Hi, Kay Zee,
I see you have a 30 ft. boat, and I agree with your sense of it that a lifting crane would be out of place there.
How we do it is the same in principle as Wyamba. Jim hand sewed a sling for our current
15 horse o/b. The first one was of 3/8" flag halyard rope
, just tied, to support the motor. Like Wyamba, we position the dinghy amidships, with the transom in line with the cap shroud
. Our dinghy is a rib
, and we secure it fore and aft, so it stays in place. We have a boarding step that we suspend from the toe rail, so Jim can step down into the dinghy.
When it is time to put the motor on the dinghy, we use the main halyard to lift it off the motor mount (which is on the stern rail), just enough so Jim can walk it forward. On our boat, it stops with the cover about 2" below the rail, and Jim leans it against the topsides, then descends via the step into the dinghy. When he is ready, I finish lowering it to him. It is definitely a two person job for us, but, even with the heavier 15 horse motor, he is able to control it, and we've been doing it by this method for many years now.

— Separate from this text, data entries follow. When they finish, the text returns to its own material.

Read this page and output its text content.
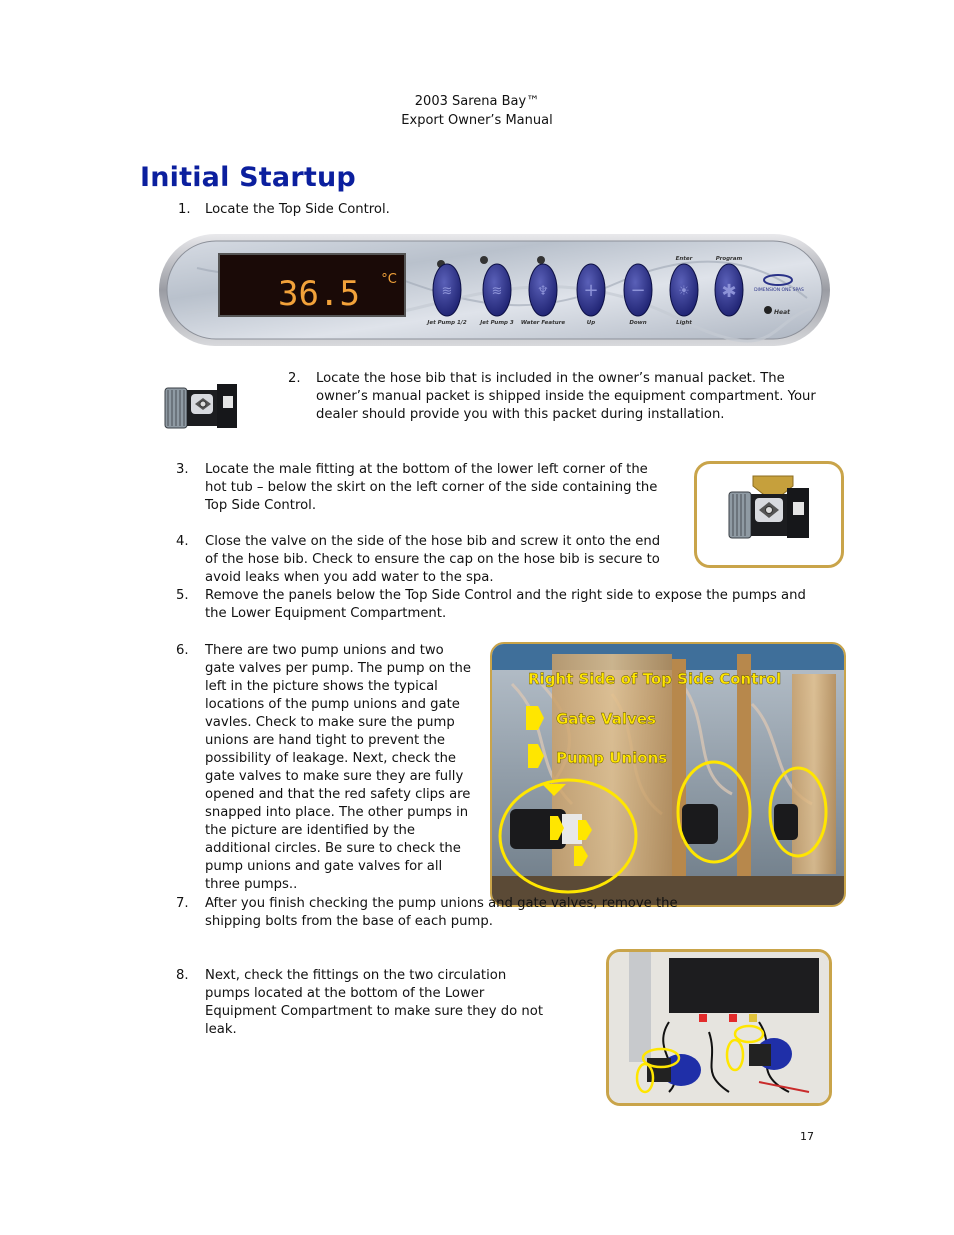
2003 Sarena Bay™
Export Owner’s Manual
Initial Startup
1. Locate the Top Side Control.
36.5 °C
≋
Jet Pump 1/2
≋
Jet Pump 3
♆
Water Feature
+
Up
−
Down
☀
Light
✱
Enter	Program
Heat
DIMENSION ONE SPAS
2. Locate the hose bib that is included in the owner’s manual packet. The owner’s manual packet is shipped inside the equipment compartment. Your dealer should provide you with this packet during installation.
3. Locate the male fitting at the bottom of the lower left corner of the hot tub – below the skirt on the left corner of the side containing the Top Side Control.
4. Close the valve on the side of the hose bib and screw it onto the end of the hose bib. Check to ensure the cap on the hose bib is secure to avoid leaks when you add water to the spa.
5. Remove the panels below the Top Side Control and the right side to expose the pumps and the Lower Equipment Compartment.
6. There are two pump unions and two gate valves per pump. The pump on the left in the picture shows the typical locations of the pump unions and gate vavles. Check to make sure the pump unions are hand tight to prevent the possibility of leakage. Next, check the gate valves to make sure they are fully opened and that the red safety clips are snapped into place. The other pumps in the picture are identified by the additional circles. Be sure to check the pump unions and gate valves for all three pumps..
Right Side of Top Side Control
Gate Valves
Pump Unions
7. After you finish checking the pump unions and gate valves, remove the shipping bolts from the base of each pump.
8. Next, check the fittings on the two circulation pumps located at the bottom of the Lower Equipment Compartment to make sure they do not leak.
17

There may be some days when it is too bouncy to get the dinghy running with the motor on it, and those days are good days for a book, a movie
, or baking cookies. Mostly, you'll be able to do it, as planned.
Sometimes, we enjoy "rowing" the rib
. It is silent, and a nice way to explore up creeks. For short journeys, you guys might find you like it too, even though they really don't row very well.